The full article was originally published at NY Post, but is no longer available.

While I am not a great fan of the New York Post and the rather
edgy (nasty?) tone of this article, it’s another slant on the whole topic of lying that generated such great comments yesterday to Mark’s post “It’s NOT OK to Lie in Your Profile” http://onlinepersonalswatch.typepad.com/news/2006/09/users_its_not_o.html
I predicted more of what the Post article describes for Yahoo! Personals “What’s ahead for romance and relationships in 2006?” that has been posted since late last year. Here’s what I wrote:
“We are going to see a real trend making it standard that online daters officially establish their identity on the Internet while also keeping anonymity,” says Kathryn Lord. “We are already seeing sites pop up that appeal to the fears of singles (like one which does criminal background checks and prohibits married people from signing up) and another, where people can report positively or negatively, about the accuracy of a date’s online presentation. Sites are also appearing that help you verify your own identity for others to see. Soon it will become as odd to see a profile without a verified identity as it now is to see a profile without a photo.” http://personals.yahoo.com/us/static/dating-advice_romance-predictions-06
In line with our concerns about lying, it’s good to keep in mind that the Internet is just a big collection of people sitting and typing away on their computers. We all have a part of the whole, and if we want to have a safe, honest tool that we can depend on, we all have to do our part to make it that way. Every lie we tell or distortion we allow or encourage or let slip by adds to the unsafety of the whole process. Be truthful and up front and encourage others to do the same. Know that others may find out what you wish could stay hidden, and be prepared to tell your secrets yourself, rather than have someone important find out on their own.
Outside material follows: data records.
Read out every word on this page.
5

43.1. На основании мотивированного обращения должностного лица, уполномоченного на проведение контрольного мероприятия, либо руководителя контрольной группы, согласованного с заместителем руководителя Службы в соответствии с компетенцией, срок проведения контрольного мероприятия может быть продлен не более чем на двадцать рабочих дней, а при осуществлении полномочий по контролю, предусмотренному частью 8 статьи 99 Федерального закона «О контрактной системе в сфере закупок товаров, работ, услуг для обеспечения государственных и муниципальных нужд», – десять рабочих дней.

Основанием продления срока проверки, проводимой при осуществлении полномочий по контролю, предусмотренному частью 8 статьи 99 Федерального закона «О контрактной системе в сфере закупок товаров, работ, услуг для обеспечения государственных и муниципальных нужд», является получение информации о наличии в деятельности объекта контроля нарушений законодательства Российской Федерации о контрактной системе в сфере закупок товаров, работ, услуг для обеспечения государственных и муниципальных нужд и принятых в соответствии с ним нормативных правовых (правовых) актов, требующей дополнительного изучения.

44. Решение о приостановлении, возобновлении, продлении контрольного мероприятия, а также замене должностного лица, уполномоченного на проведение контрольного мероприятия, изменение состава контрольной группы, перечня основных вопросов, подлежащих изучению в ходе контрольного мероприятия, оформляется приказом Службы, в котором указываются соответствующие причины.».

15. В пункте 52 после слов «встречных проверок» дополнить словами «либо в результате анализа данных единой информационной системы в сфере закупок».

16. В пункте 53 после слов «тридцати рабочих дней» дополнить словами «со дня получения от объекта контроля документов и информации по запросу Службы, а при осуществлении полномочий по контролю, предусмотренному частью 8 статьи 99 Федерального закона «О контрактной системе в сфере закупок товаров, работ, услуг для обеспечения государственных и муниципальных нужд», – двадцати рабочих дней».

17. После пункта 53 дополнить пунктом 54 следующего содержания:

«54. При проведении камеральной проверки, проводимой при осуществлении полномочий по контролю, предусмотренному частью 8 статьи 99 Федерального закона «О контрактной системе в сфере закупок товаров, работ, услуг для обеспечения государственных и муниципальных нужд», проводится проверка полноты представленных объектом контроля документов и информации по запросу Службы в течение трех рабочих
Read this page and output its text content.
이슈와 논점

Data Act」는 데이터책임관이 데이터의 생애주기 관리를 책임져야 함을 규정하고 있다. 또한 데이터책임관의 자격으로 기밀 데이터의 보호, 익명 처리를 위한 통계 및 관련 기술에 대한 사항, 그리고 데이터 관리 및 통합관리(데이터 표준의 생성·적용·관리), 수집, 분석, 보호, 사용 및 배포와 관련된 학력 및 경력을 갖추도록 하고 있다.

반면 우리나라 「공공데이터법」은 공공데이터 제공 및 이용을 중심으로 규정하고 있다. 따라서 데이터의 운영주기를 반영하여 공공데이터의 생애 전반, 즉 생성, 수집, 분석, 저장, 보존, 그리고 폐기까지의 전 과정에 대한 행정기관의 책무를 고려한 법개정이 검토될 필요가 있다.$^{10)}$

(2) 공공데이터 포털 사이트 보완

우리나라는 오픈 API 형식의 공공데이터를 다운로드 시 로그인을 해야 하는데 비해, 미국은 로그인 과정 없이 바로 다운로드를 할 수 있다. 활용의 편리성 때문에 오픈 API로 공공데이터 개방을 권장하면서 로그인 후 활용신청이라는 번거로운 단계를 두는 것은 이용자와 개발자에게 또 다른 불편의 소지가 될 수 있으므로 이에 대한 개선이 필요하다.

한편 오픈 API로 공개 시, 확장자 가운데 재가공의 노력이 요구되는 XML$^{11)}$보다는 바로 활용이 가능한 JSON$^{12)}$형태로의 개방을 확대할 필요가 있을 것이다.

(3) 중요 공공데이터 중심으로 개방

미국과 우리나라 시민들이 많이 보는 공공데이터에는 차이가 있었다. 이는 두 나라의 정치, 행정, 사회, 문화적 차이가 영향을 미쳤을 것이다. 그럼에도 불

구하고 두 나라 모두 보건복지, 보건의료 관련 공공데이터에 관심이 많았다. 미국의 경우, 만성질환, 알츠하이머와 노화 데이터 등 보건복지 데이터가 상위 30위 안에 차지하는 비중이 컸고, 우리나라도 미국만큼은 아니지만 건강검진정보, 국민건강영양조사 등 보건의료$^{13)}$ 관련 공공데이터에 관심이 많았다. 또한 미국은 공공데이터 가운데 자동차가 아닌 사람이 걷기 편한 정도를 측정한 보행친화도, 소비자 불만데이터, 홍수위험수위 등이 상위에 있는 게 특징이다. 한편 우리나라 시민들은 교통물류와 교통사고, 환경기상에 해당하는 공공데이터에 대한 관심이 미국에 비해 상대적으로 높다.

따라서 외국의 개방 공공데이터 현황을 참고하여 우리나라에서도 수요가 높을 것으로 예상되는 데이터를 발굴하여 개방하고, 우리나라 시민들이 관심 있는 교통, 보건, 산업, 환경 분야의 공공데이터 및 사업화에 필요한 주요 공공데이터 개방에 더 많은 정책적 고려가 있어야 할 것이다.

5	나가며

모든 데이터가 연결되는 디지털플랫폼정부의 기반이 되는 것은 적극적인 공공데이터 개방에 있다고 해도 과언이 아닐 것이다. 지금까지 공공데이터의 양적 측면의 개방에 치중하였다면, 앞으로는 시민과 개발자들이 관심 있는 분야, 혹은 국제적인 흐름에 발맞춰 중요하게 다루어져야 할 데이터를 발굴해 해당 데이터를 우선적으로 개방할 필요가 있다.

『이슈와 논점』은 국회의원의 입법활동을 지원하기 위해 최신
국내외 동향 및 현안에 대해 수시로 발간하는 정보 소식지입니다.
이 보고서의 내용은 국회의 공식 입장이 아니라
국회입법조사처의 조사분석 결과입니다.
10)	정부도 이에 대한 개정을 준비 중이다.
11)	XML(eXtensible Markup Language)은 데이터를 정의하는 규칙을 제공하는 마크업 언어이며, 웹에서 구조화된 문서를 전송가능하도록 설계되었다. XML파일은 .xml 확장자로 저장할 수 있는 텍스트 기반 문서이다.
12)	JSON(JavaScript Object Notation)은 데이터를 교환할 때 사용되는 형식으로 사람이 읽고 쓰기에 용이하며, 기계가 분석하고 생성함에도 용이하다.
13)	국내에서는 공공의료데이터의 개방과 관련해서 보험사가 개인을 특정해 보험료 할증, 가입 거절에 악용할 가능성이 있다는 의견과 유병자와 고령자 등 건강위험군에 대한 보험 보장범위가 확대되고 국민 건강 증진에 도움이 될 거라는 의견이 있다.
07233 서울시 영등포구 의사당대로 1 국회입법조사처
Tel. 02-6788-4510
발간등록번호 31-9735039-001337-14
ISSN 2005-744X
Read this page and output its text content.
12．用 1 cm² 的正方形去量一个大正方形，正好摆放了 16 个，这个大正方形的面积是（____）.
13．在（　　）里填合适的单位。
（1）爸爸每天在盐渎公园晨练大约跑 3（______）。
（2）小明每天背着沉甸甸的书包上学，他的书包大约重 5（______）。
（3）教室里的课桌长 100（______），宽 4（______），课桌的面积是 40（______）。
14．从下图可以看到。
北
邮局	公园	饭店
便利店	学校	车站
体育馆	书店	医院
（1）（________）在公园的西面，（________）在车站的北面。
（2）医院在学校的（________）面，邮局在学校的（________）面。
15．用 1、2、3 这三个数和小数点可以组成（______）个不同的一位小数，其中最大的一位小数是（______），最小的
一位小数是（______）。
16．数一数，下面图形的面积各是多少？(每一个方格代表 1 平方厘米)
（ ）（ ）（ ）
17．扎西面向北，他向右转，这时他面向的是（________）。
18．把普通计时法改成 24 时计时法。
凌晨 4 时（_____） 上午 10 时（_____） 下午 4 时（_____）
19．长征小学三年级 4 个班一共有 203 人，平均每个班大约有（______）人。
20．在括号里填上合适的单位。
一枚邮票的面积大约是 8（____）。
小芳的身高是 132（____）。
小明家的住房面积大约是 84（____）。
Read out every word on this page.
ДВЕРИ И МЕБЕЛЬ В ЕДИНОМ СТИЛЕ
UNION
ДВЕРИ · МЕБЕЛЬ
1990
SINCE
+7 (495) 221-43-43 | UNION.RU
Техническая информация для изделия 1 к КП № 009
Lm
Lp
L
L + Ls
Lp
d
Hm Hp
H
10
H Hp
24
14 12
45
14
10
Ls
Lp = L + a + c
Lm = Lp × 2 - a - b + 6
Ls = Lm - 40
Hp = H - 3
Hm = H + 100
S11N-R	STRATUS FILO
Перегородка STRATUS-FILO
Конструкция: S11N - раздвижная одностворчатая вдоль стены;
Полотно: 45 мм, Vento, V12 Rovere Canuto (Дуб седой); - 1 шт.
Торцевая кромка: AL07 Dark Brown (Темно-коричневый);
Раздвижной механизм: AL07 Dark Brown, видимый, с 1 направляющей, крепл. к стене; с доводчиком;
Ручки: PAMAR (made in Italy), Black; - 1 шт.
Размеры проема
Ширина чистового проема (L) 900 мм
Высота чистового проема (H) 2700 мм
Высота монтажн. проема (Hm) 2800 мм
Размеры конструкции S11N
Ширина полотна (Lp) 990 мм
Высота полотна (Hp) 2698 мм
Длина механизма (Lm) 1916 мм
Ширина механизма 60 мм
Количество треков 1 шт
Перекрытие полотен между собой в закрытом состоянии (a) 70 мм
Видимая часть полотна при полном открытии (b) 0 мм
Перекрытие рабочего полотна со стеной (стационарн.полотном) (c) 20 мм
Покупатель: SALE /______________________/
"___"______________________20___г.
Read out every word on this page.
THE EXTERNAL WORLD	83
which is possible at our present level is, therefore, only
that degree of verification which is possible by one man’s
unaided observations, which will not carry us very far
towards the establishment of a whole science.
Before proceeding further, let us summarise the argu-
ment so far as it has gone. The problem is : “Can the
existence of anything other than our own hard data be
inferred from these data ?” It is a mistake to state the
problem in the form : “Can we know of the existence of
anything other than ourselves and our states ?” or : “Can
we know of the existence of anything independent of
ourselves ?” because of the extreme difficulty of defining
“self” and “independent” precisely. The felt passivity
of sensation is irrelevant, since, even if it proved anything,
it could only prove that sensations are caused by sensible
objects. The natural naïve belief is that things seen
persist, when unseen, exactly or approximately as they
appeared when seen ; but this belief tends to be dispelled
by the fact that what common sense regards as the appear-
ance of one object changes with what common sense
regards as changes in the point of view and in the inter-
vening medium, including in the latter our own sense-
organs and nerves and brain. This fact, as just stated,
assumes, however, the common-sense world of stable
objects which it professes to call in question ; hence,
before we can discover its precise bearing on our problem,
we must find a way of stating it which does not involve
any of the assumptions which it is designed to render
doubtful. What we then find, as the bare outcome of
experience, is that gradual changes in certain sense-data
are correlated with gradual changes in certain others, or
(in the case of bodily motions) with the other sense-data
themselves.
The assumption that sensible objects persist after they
I wrote my book “Find a Sweetheart Soon!” (http://www.yourlovetripplanner.com/) for singles who I observed undermining themselves in their efforts to find love. Chapter 13 deals face on with “How do I tell him about …?” and “What needs to be told?” Just as I advocate proactive dating, I also advocate proactive honesty. The parts of your life which you may not be proud of are as much a part of you as your height and age. You need to come to terms with it all to be able to explain it to another. Or you will hover on the sidelines.